Using Data To Curate Your Spotify Playlist

Spotify is a great platform that allows people to pay a small fee each month and in return they have access to millions of songs across all genres, countries, and cultures in one place. This vast access to music in the palm of your hand lets you listen to music however you want, whenever you want, and with whoever you want. Curating your playlist empowers you to tell a story through music, and it can shape experiences that you go through whether it is played in the background or taking center stage. The process of making a playlist and sorting through millions of songs to try and find which set of 50 go best together is difficult and time-consuming; this is why there are numerous articles online that give people advice on how to craft the perfect playlist.

Soundsgood blog wrote an article called “How to Find the Perfect Songs for Your Playlist” which highlights how to make a playlist in six simple steps:

  1. Know your audience music habits
  2. Check existing playlists featured on streaming platforms & playlists websites
  3. Search for specific niche playlists with keywords
  4. Use smart radios/playlist automation
  5. Check the charts to see what’s on the top
  6. … And add whatever sounds good

This blog post is a good example of how the majority of articles think that a perfect playlist should be created. The reasoning is pretty simple and mostly relies on the subjective listening and personal preferences of the curator. These articles claim that by just adding whatever sounds good to a playlist will basically guarantee that it will be good. This method works for some people, but is a lot harder said than done.
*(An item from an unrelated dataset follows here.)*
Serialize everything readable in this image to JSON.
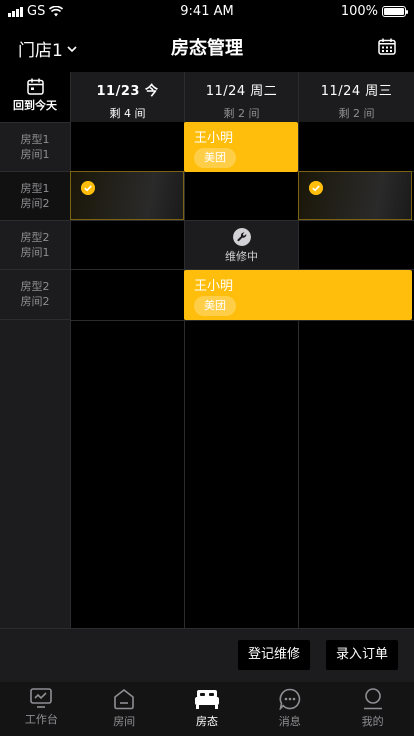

After reading many articles that viewed the whole process of curating a playlist from a subjective lense, I wanted to see if I could examine the process from an objective point of view. The Spotify API is a great tool that would allow me to analyze characteristics of a song and see if I could locate any causation or correlation between playlists. The particular dataset that I found extracted songs from four different playlists — dinner, sleep, party, workout — and broke them down by 18 different features. For my analysis I wanted to focus on only five of the song features that had the most statistical significance between playlists — acousticness, instrumentalness, energy, loudness, and liveness. I wanted to utilize these features to try and find alternative ways to create a playlist that didn’t rely so much on subjective preferences, but rather focused more on the facts and data behind curating a great playlist. I wouldn’t expect the typical person to want to put forth the effort to use data to craft up a playlist but for those that are particularly data-savvy I think it would be an interesting way to do so.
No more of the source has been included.